In deze zaak heeft het Gerechtshof Amsterdam op 2 januari 2024 uitspraak gedaan in het hoger beroep van [X] B.V. tegen de uitspraak van de rechtbank Amsterdam van 1 februari 2022. De rechtbank had het beroep van belanghebbende ongegrond verklaard en de heffingsambtenaar en de Staat veroordeeld tot het betalen van schadevergoedingen aan de belanghebbende. Belanghebbende heeft hoger beroep ingesteld, maar het Hof heeft geoordeeld dat het hoger beroep niet-ontvankelijk is. Dit is het gevolg van het niet tijdig betalen van het griffierecht, dat op 6 april 2022 is aangetekend verzonden, maar niet door belanghebbende is ontvangen. Het Hof heeft vastgesteld dat de nota is afgehaald bij een PostNL-punt en niet retour is ontvangen. Belanghebbende heeft herhaaldelijk een beroep op betalingsonmacht gedaan, maar dit verzoek is door het Hof afgewezen omdat het niet onderbouwd was. Het Hof concludeert dat belanghebbende het verschuldigde griffierecht van € 548 niet volledig en tijdig heeft betaald, waardoor het hoger beroep niet inhoudelijk kan worden behandeld. Daarnaast heeft belanghebbende verzocht om een vergoeding van immateriële schade, maar het Hof heeft dit verzoek afgewezen, omdat er geen aanleiding is voor een aanvullende schadevergoeding.
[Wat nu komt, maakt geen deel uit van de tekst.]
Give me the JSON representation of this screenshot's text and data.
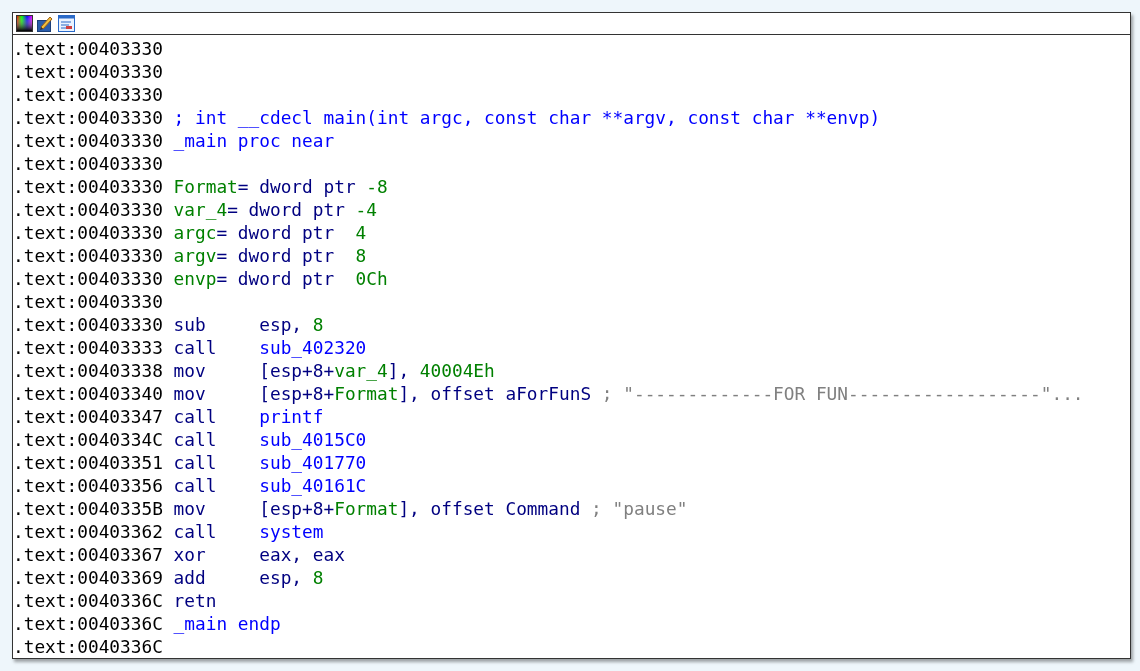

De uitspraak van het Hof is openbaar uitgesproken en partijen kunnen binnen zes weken na de verzenddatum beroep in cassatie instellen bij de Hoge Raad der Nederlanden.

Uitspraak

GERECHTSHOF AMSTERDAM

kenmerk 22/114
2 januari 2024
uitspraak van de dertiende enkelvoudige belastingkamer
op het hoger beroep van
[X] B.V., gevestigd te [Z] , belanghebbende,
(gemachtigde: mr. D.A.N. Bartels)
tegen de uitspraak van 1 februari 2022 in de zaak met kenmerk AMS 19/6378 van de rechtbank Amsterdam (hierna: de rechtbank) in het geding tussen
belanghebbende
en
de heffingsambtenaar van de gemeente [Z] ,de heffingsambtenaar
en
de Staat, de minister van Justitie en Veiligheidte Den Haag, de Minister,
op het verzoek van belanghebbende tot het toekennen van een vergoeding van immateriële schade.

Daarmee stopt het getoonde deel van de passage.